Feature stories

Power of positive teaching

Award-winning health educator shows students how to make right choices

Bruce Cotler Boyd gets kids moving with a game of air hockey.

Bruce Cotler “The smiles on their faces, their questions, the aha-moments” are what motivate Boyd. 

Bruce Cotler “We’re at the top in the wellness categories of health ed and phys ed,” said health educator Paula Boyd at Edward R. Murrow HS in Brooklyn.

Every day, health educator Paula Boyd deals with some hard truths about life in the high school lane: Most of today’s teenagers eat badly, are sedentary and are often ignorant about sexually transmitted diseases.

So she made herself into a one-woman wraparound-services coordinator, getting students hip to everything there is to know about wellness from apples to zits, with lessons about drug abuse, safe sex and self-respect in between.

“Positive decision making is the outcome I want to see,” said Boyd, who has been teaching at Edward R. Murrow HS in Brooklyn for nine years and works closely with paraprofessional Shantel Addison in her various health activities.

For making condoms available to kids who have parental consent, to banishing bad-news iced tea from vending machines, to supporting Broccoli Wednesdays and other activities in her comprehensive program, Boyd was one of only 18 health educators nationwide who were honored in 2012 by the Alliance for a Healthier Generation.

As an anointed leader in school health and the fight against childhood obesity, Boyd is on call to lead training workshops or speak at conventions. In the fall she gave a presentation in North Carolina on how she helped design her school’s health program.

When it comes to junk food and beverages, Boyd fights fire with fire.

“Obesity from those foods is the biggest problem, and we’re competing with advertising,” she said. “You have to fight at that level.” Boyd uses visuals and news segments about the evil triumvirate of transfats, refined carbohydrates and sugar to educate kids and present them with alternatives. “You have to be specific with images,” she said. “When you show a can of corned-beef hash, they’ll begin to understand what ‘processed’ means.”

All bets were against her when Boyd decided to offer options such as carrots with fat-free ranch dressing and fruit smoothies at the school fair.

“People said the kids wouldn’t buy any of that, but they did, and they liked it,” she said.

Also popular were her caramel apples — a kind of mini-course in Introduction to Apples. She also has a sort of Vegetables 101 class.

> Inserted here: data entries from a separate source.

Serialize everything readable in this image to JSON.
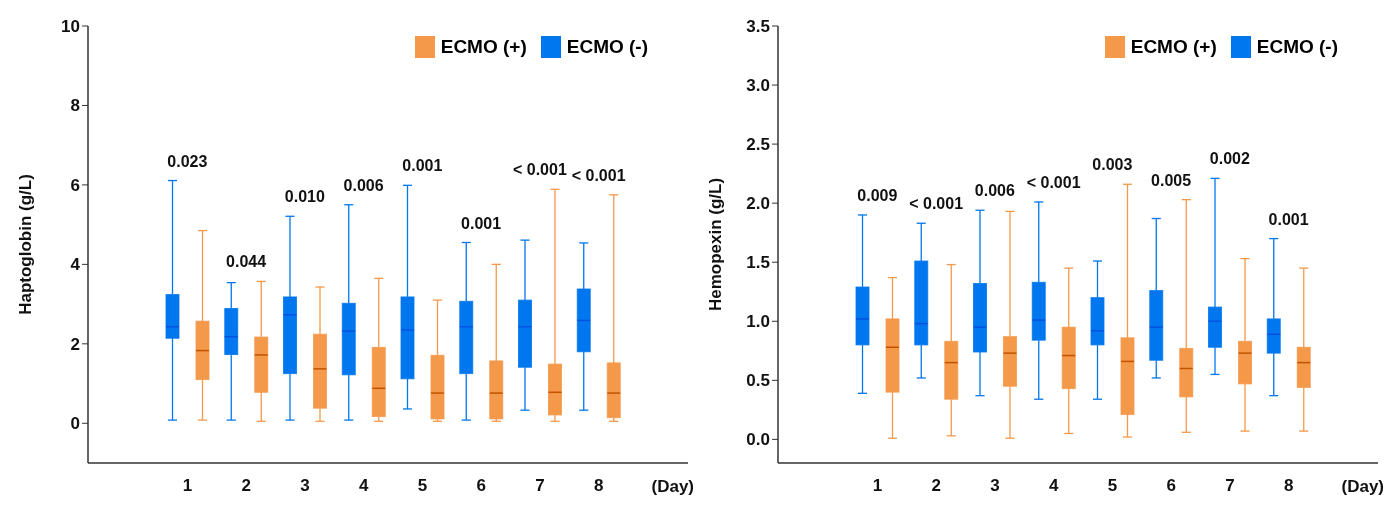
{
  "chart_data": [
    {
      "type": "box",
      "ylabel": "Haptoglobin (g/L)",
      "xlabel": "(Day)",
      "categories": [
        "1",
        "2",
        "3",
        "4",
        "5",
        "6",
        "7",
        "8"
      ],
      "ylim": [
        -1,
        10
      ],
      "yticks": [
        0,
        2,
        4,
        6,
        8,
        10
      ],
      "legend": "top right",
      "series": [
        {
          "name": "ECMO (+)",
          "color": "#f4984a",
          "boxes": [
            {
              "low": 0.08,
              "q1": 1.1,
              "median": 1.83,
              "q3": 2.57,
              "high": 4.85
            },
            {
              "low": 0.05,
              "q1": 0.78,
              "median": 1.72,
              "q3": 2.17,
              "high": 3.57
            },
            {
              "low": 0.05,
              "q1": 0.38,
              "median": 1.37,
              "q3": 2.24,
              "high": 3.43
            },
            {
              "low": 0.05,
              "q1": 0.17,
              "median": 0.88,
              "q3": 1.91,
              "high": 3.65
            },
            {
              "low": 0.05,
              "q1": 0.11,
              "median": 0.76,
              "q3": 1.71,
              "high": 3.1
            },
            {
              "low": 0.05,
              "q1": 0.11,
              "median": 0.76,
              "q3": 1.57,
              "high": 4.0
            },
            {
              "low": 0.05,
              "q1": 0.21,
              "median": 0.78,
              "q3": 1.49,
              "high": 5.89
            },
            {
              "low": 0.05,
              "q1": 0.14,
              "median": 0.76,
              "q3": 1.52,
              "high": 5.75
            }
          ]
        },
        {
          "name": "ECMO (-)",
          "color": "#0077ee",
          "boxes": [
            {
              "low": 0.08,
              "q1": 2.14,
              "median": 2.43,
              "q3": 3.24,
              "high": 6.11
            },
            {
              "low": 0.08,
              "q1": 1.73,
              "median": 2.18,
              "q3": 2.89,
              "high": 3.54
            },
            {
              "low": 0.08,
              "q1": 1.25,
              "median": 2.73,
              "q3": 3.18,
              "high": 5.21
            },
            {
              "low": 0.08,
              "q1": 1.22,
              "median": 2.32,
              "q3": 3.02,
              "high": 5.5
            },
            {
              "low": 0.36,
              "q1": 1.12,
              "median": 2.35,
              "q3": 3.18,
              "high": 5.99
            },
            {
              "low": 0.08,
              "q1": 1.25,
              "median": 2.43,
              "q3": 3.07,
              "high": 4.55
            },
            {
              "low": 0.33,
              "q1": 1.41,
              "median": 2.43,
              "q3": 3.1,
              "high": 4.61
            },
            {
              "low": 0.33,
              "q1": 1.8,
              "median": 2.59,
              "q3": 3.38,
              "high": 4.54
            }
          ]
        }
      ],
      "annotations": [
        "0.023",
        "0.044",
        "0.010",
        "0.006",
        "0.001",
        "0.001",
        "< 0.001",
        "< 0.001"
      ]
    },
    {
      "type": "box",
      "ylabel": "Hemopexin (g/L)",
      "xlabel": "(Day)",
      "categories": [
        "1",
        "2",
        "3",
        "4",
        "5",
        "6",
        "7",
        "8"
      ],
      "ylim": [
        -0.2,
        3.5
      ],
      "yticks": [
        {
          "value": 0,
          "label": "0.0"
        },
        0.5,
        {
          "value": 1,
          "label": "1.0"
        },
        1.5,
        {
          "value": 2,
          "label": "2.0"
        },
        2.5,
        {
          "value": 3,
          "label": "3.0"
        },
        3.5
      ],
      "legend": "top right",
      "series": [
        {
          "name": "ECMO (+)",
          "color": "#f4984a",
          "boxes": [
            {
              "low": 0.01,
              "q1": 0.4,
              "median": 0.78,
              "q3": 1.02,
              "high": 1.37
            },
            {
              "low": 0.03,
              "q1": 0.34,
              "median": 0.65,
              "q3": 0.83,
              "high": 1.48
            },
            {
              "low": 0.01,
              "q1": 0.45,
              "median": 0.73,
              "q3": 0.87,
              "high": 1.93
            },
            {
              "low": 0.05,
              "q1": 0.43,
              "median": 0.71,
              "q3": 0.95,
              "high": 1.45
            },
            {
              "low": 0.02,
              "q1": 0.21,
              "median": 0.66,
              "q3": 0.86,
              "high": 2.16
            },
            {
              "low": 0.06,
              "q1": 0.36,
              "median": 0.6,
              "q3": 0.77,
              "high": 2.03
            },
            {
              "low": 0.07,
              "q1": 0.47,
              "median": 0.73,
              "q3": 0.83,
              "high": 1.53
            },
            {
              "low": 0.07,
              "q1": 0.44,
              "median": 0.65,
              "q3": 0.78,
              "high": 1.45
            }
          ]
        },
        {
          "name": "ECMO (-)",
          "color": "#0077ee",
          "boxes": [
            {
              "low": 0.39,
              "q1": 0.8,
              "median": 1.02,
              "q3": 1.29,
              "high": 1.9
            },
            {
              "low": 0.52,
              "q1": 0.8,
              "median": 0.98,
              "q3": 1.51,
              "high": 1.83
            },
            {
              "low": 0.37,
              "q1": 0.74,
              "median": 0.95,
              "q3": 1.32,
              "high": 1.94
            },
            {
              "low": 0.34,
              "q1": 0.84,
              "median": 1.01,
              "q3": 1.33,
              "high": 2.01
            },
            {
              "low": 0.34,
              "q1": 0.8,
              "median": 0.92,
              "q3": 1.2,
              "high": 1.51
            },
            {
              "low": 0.52,
              "q1": 0.67,
              "median": 0.95,
              "q3": 1.26,
              "high": 1.87
            },
            {
              "low": 0.55,
              "q1": 0.78,
              "median": 1.0,
              "q3": 1.12,
              "high": 2.21
            },
            {
              "low": 0.37,
              "q1": 0.73,
              "median": 0.89,
              "q3": 1.02,
              "high": 1.7
            }
          ]
        }
      ],
      "annotations": [
        "0.009",
        "< 0.001",
        "0.006",
        "< 0.001",
        "0.003",
        "0.005",
        "0.002",
        "0.001"
      ]
    }
  ]
}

When kids say they’ll never eat a vegetable, Boyd pulls out pictures of just about every vegetable in the world to show them that they don’t even know what’s out there. When it comes to legumes, she’ll say how chana in India and garbanzo in Mexico and chickpea in the United States are one and the same.

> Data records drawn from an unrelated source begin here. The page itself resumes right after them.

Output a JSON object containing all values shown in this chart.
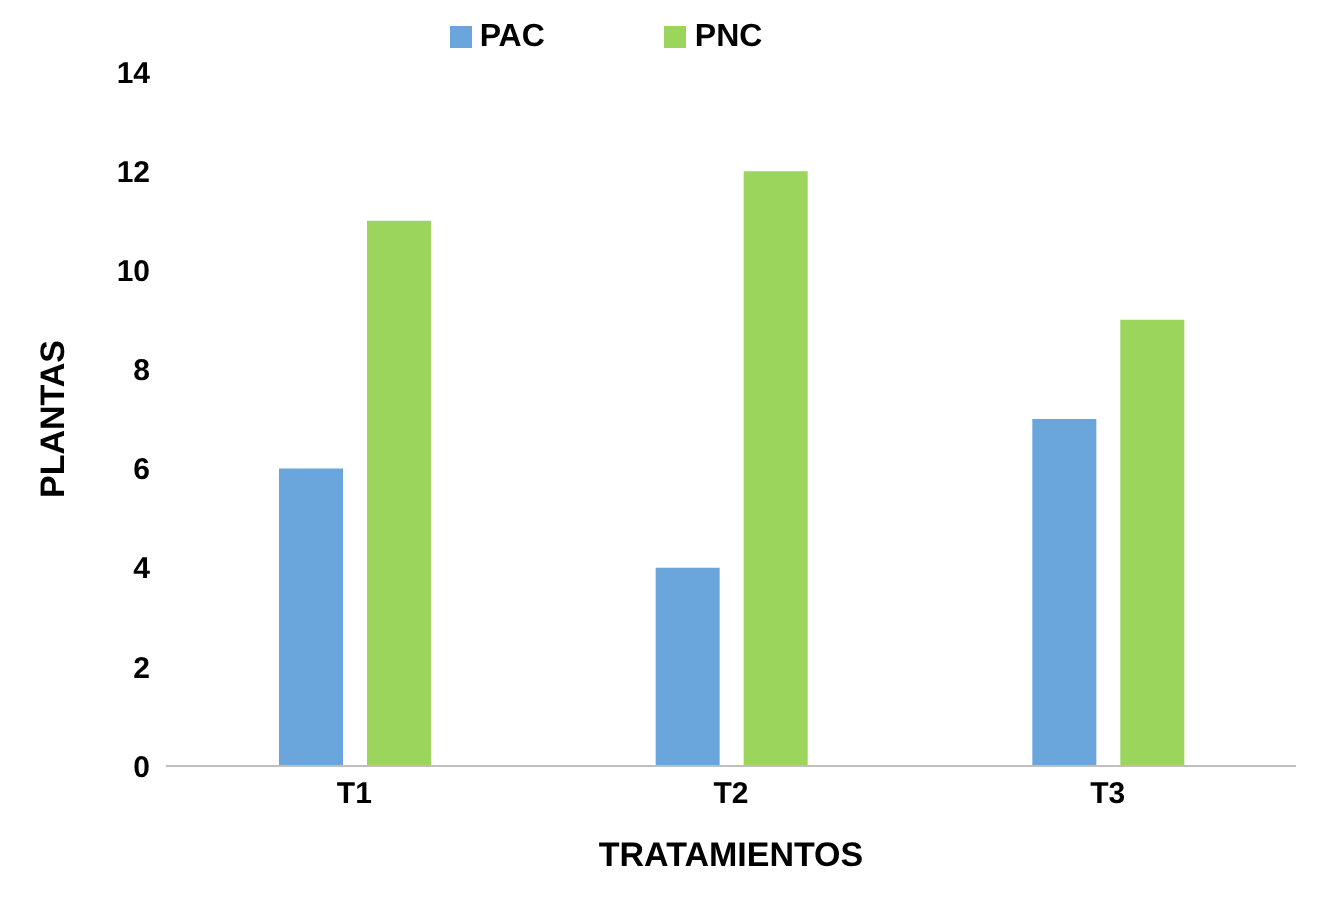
{
  "chart_data": {
    "type": "bar",
    "xlabel": "TRATAMIENTOS",
    "ylabel": "PLANTAS",
    "categories": [
      "T1",
      "T2",
      "T3"
    ],
    "series": [
      {
        "name": "PAC",
        "color": "#6aa5dc",
        "values": [
          6,
          4,
          7
        ]
      },
      {
        "name": "PNC",
        "color": "#9bd55b",
        "values": [
          11,
          12,
          9
        ]
      }
    ],
    "ylim": [
      0,
      14
    ],
    "yticks": [
      0,
      2,
      4,
      6,
      8,
      10,
      12,
      14
    ],
    "grid": false,
    "legend": "top"
  }
}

If kids say they would rather die than eat beans, Boyd points out that she saw them digging into a falafel sandwich the other day.

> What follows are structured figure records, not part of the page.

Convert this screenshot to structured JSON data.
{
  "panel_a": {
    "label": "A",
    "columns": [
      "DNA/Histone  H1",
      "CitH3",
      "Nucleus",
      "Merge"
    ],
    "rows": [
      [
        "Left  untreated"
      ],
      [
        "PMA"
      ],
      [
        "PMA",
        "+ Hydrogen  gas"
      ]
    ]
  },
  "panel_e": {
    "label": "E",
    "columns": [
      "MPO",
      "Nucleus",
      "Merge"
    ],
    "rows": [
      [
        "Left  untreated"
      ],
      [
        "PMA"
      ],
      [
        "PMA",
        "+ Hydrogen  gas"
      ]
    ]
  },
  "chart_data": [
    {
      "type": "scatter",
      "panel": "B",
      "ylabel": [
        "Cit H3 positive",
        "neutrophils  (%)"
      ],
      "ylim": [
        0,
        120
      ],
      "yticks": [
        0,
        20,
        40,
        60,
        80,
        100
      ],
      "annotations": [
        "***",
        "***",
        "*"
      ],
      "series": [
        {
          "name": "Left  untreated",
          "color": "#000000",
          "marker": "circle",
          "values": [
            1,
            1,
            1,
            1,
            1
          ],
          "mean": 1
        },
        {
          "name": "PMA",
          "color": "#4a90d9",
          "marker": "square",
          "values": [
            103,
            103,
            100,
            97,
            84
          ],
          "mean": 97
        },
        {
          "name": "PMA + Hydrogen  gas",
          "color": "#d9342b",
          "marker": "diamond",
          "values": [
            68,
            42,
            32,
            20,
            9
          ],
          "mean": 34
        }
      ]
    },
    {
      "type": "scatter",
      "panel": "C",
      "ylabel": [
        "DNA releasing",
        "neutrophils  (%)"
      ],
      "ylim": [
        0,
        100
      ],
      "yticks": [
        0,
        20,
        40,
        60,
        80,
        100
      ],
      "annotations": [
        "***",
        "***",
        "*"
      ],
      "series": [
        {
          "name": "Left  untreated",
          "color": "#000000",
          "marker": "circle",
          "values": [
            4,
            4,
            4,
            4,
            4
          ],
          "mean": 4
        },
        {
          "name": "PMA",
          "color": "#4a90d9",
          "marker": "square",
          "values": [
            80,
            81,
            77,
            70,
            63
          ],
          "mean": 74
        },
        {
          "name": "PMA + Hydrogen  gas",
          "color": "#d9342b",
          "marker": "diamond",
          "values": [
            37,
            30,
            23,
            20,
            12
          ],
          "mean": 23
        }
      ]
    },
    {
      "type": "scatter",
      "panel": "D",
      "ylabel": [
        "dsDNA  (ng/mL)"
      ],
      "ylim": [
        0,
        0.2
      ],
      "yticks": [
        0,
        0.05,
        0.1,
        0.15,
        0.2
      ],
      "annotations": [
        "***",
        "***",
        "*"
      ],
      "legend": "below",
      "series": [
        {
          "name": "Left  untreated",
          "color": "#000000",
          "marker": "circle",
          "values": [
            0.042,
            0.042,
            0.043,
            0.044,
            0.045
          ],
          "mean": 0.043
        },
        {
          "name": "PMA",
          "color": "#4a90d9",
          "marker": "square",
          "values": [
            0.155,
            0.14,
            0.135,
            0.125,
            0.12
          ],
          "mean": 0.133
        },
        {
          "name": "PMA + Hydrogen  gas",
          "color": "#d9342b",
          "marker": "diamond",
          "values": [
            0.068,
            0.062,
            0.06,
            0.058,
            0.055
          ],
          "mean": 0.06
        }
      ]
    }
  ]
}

“When there’s a connection, there’s a solution,” she said. “You also have to do things in increments. If you can’t go straight to the apple, go to the caramel apple first.”

When a student is resistant to change, Boyd said, “you must take the whole child into consideration. Are they resisting because they don’t know any better, can’t afford something or because no one’s taken the time to listen to them?”

She also tunes in to the discouragement and low self-esteem often related to obesity and poor academic performance. For that she recommends counselors, matches kids with school clubs that reflect their interests or assigns class presentations about their family’s ethnic dishes. “I watch them beam with pride,” she said.

Boyd knew she wanted to be a teacher since she was in 4th grade, and she knew she would be a health educator when in 10th grade at Abraham Lincoln HS in Brooklyn.

“I had a phenomenal health teacher, Ms. Wexler, who knew how to reach children not only in their heads but in their hearts,” Boyd said.

When it comes to that inspirational teacher and her protégé, the apple — with caramel or not — didn’t fall far from the tree.